除非......除非陆时南腻了......
她知道二十多岁的男生都比较注重面子,如果要让别人知道他有一个瞎子女朋友,陆时南应该会面子全无吧!
孟栀想都不敢想,乃至到后来连期盼都深深的被遏制。
就在她准备放弃时,命运又给她开了个玩笑,她重新回到了十七岁。
中午,孟栀和方妍在食堂吃饭时,方妍特意掏出新买的手机。
那是一款最近新出的苹果手机iPhone6s。
孟栀记得,这款手机在这个年代很火,日常去旗舰店买都要排队排好久。
她还特意去苹果旗舰店看了一眼价格,16G的iPhone6s居然卖到了5288元。
十年后256G的iPhone17也才卖五千元左右呢?
而五千元却是妈妈一个月所有的薪资。
“栀栀,周杰伦要来F市开演唱会,我妈说这次月考如果我能够前进三十名,就让我去看周杰伦演唱会。”
“离月考还有半个月,所以我要好好学习。

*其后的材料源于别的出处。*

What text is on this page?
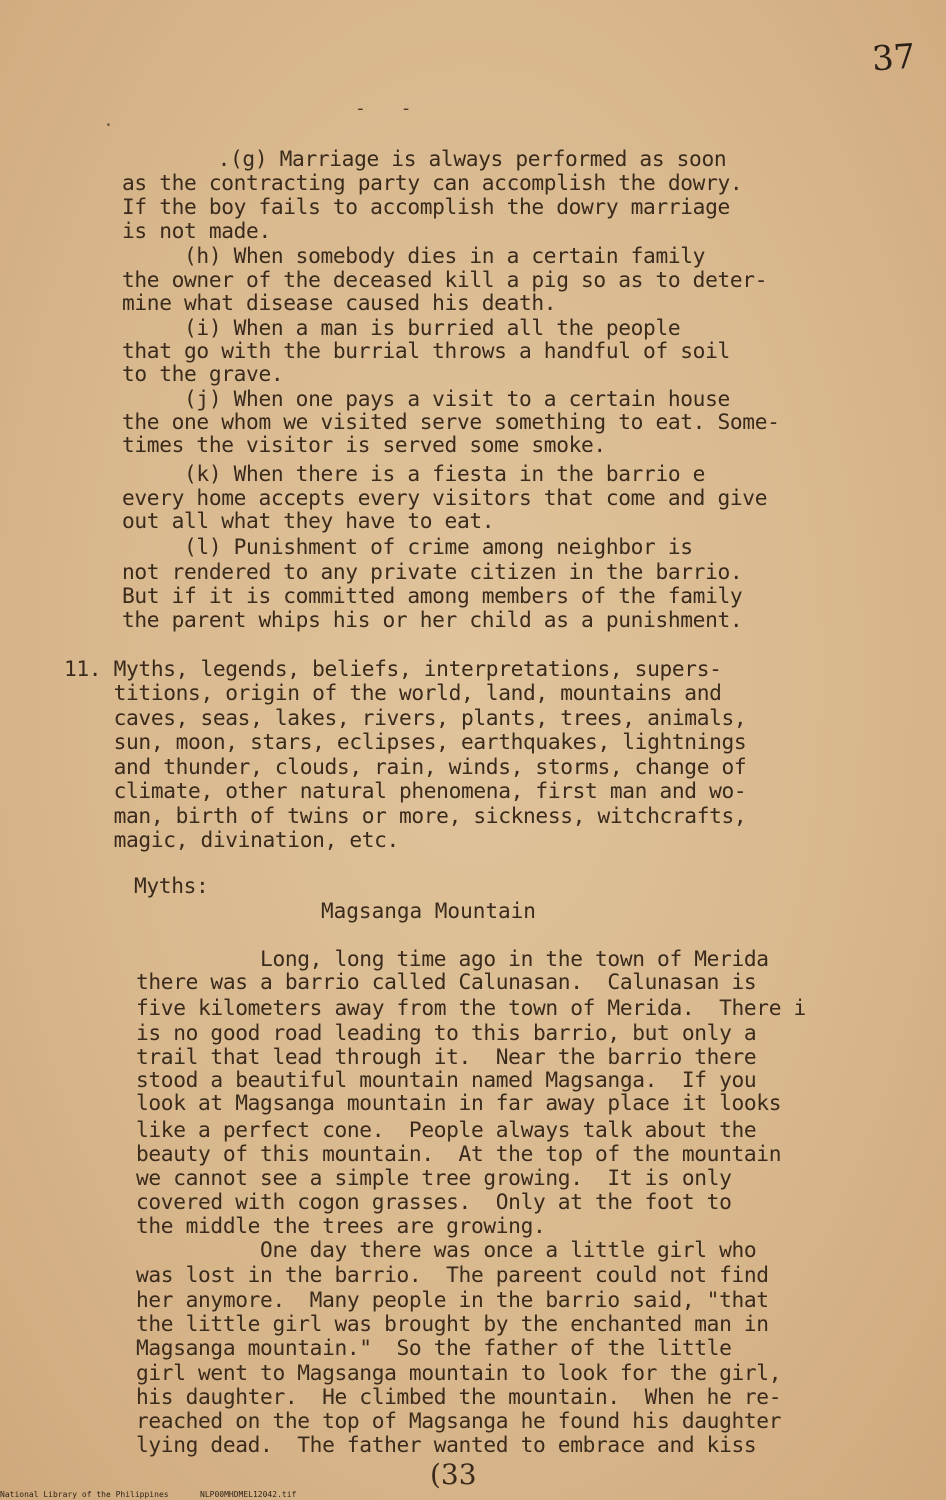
37
- -
.
.(g) Marriage is always performed as soon
as the contracting party can accomplish the dowry.
If the boy fails to accomplish the dowry marriage
is not made.
(h) When somebody dies in a certain family
the owner of the deceased kill a pig so as to deter-
mine what disease caused his death.
(i) When a man is burried all the people
that go with the burrial throws a handful of soil
to the grave.
(j) When one pays a visit to a certain house
the one whom we visited serve something to eat. Some-
times the visitor is served some smoke.
(k) When there is a fiesta in the barrio e
every home accepts every visitors that come and give
out all what they have to eat.
(l) Punishment of crime among neighbor is
not rendered to any private citizen in the barrio.
But if it is committed among members of the family
the parent whips his or her child as a punishment.
11. Myths, legends, beliefs, interpretations, supers-
titions, origin of the world, land, mountains and
caves, seas, lakes, rivers, plants, trees, animals,
sun, moon, stars, eclipses, earthquakes, lightnings
and thunder, clouds, rain, winds, storms, change of
climate, other natural phenomena, first man and wo-
man, birth of twins or more, sickness, witchcrafts,
magic, divination, etc.
Myths:
Magsanga Mountain
Long, long time ago in the town of Merida
there was a barrio called Calunasan.  Calunasan is
five kilometers away from the town of Merida.  There i
is no good road leading to this barrio, but only a
trail that lead through it.  Near the barrio there
stood a beautiful mountain named Magsanga.  If you
look at Magsanga mountain in far away place it looks
like a perfect cone.  People always talk about the
beauty of this mountain.  At the top of the mountain
we cannot see a simple tree growing.  It is only
covered with cogon grasses.  Only at the foot to
the middle the trees are growing.
One day there was once a little girl who
was lost in the barrio.  The pareent could not find
her anymore.  Many people in the barrio said, "that
the little girl was brought by the enchanted man in
Magsanga mountain."  So the father of the little
girl went to Magsanga mountain to look for the girl,
his daughter.  He climbed the mountain.  When he re-
reached on the top of Magsanga he found his daughter
lying dead.  The father wanted to embrace and kiss
(33
National Library of the Philippines	NLP00MHDMEL12042.tif
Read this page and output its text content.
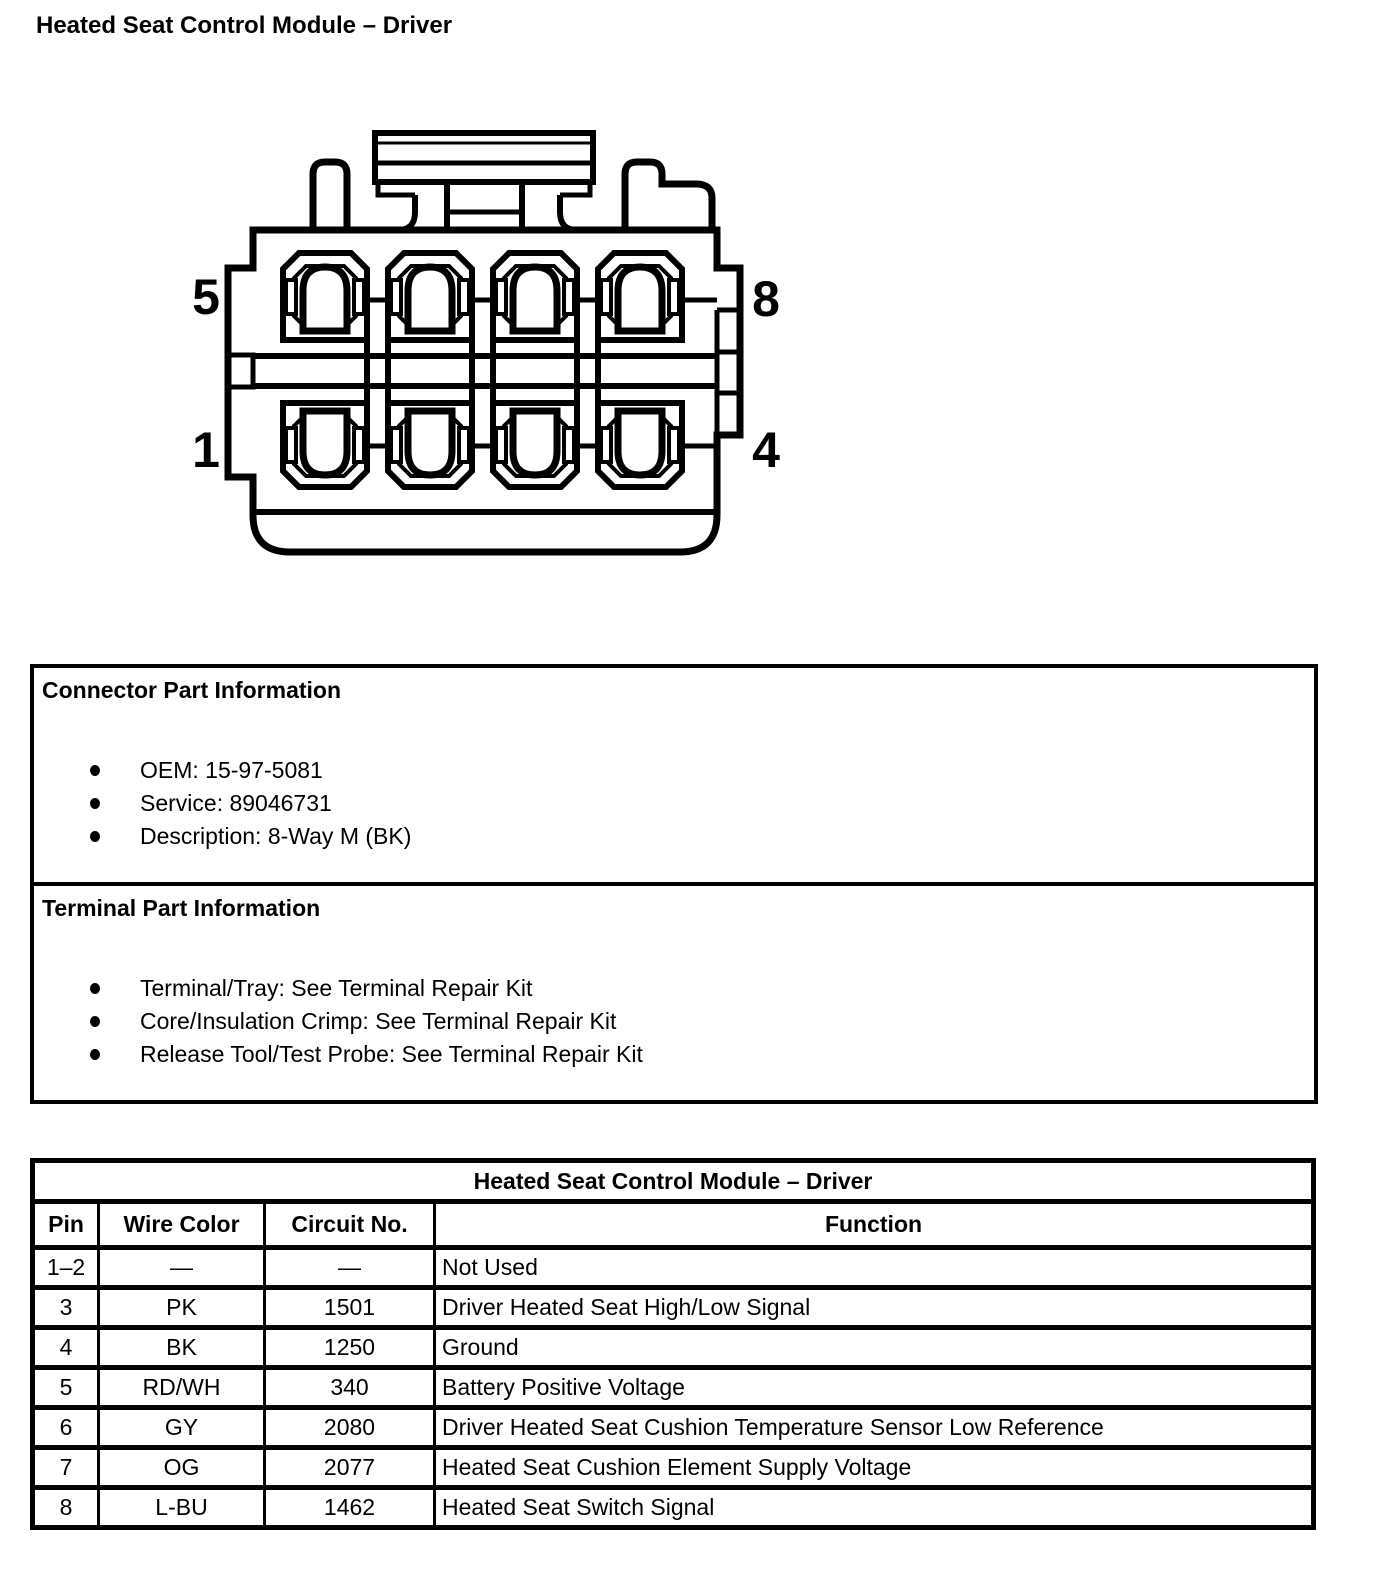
Heated Seat Control Module – Driver
5	8
1	4
Connector Part Information
OEM: 15-97-5081
Service: 89046731
Description: 8-Way M (BK)
Terminal Part Information
Terminal/Tray: See Terminal Repair Kit
Core/Insulation Crimp: See Terminal Repair Kit
Release Tool/Test Probe: See Terminal Repair Kit
Heated Seat Control Module – Driver			
Pin	Wire Color	Circuit No.	Function
1–2	—	—	Not Used
3	PK	1501	Driver Heated Seat High/Low Signal
4	BK	1250	Ground
5	RD/WH	340	Battery Positive Voltage
6	GY	2080	Driver Heated Seat Cushion Temperature Sensor Low Reference
7	OG	2077	Heated Seat Cushion Element Supply Voltage
8	L-BU	1462	Heated Seat Switch Signal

”
方妍是个杰迷粉,这一点还是和上一世一样,没什么变化。
那眼神,孟栀一看就明白。
小女生要是喜欢一样东西,总是会特意的在脸上表现出来,一点城府都没有,在孟栀的眼中看着真的很可爱。
和她们讲话从来都不用打什么哑谜。
她张了张嘴,脑中思绪万千,然后不动声色的继续吃起了眼前的盒饭。
月考有什么难的,上一世她为了重新参加高考,把历年来的高考题目还有月考题目全都重新做了一遍,只不过记忆有点久远,长时间不动笔,忘记了也实属正常。
但是曾经折磨过她的那些题目,她记得还是很清楚的。
孟栀拿出课本把她记得的那几个题材圈了出来。
如果不出意外的话,按道理来说,这一世和上一世月考题材上应该不会有什么大的变化。
她信心十足的把圈出来的题目递给方妍。
整个房间东倒西歪,偏头痛的感觉就像被一把无形的锤子敲打,从头顶直击脑门,不断刺激她的神经,让她无法集中注意力。
“不要。”
“把她带下去关起来。”
“是。”
说话的声音好像是个女人的声音,孟栀的记忆中从来都没有过这种画面。
她这是在哪里?
周围漆黑一片,看不见光。
一波接着一波,如同一张密密麻麻的网,直到喘不过气,意识开始混乱。
那个女人好像死了!
可是她为何会这么的难受呢?
“栀栀。”
电话铃声响起,孟栀从睡梦中惊醒。
原来刚才她做了一个梦。
梦中的女孩看起来让人觉得好难受啊!
她好像在哭。
一场梦而已,可是梦醒了,孟栀却觉得无比压抑。
真是个奇怪的梦。
她拿起手机接通了方妍的电话。
“栀栀,今天下午要不要一起去图书馆学习?”
“不去。”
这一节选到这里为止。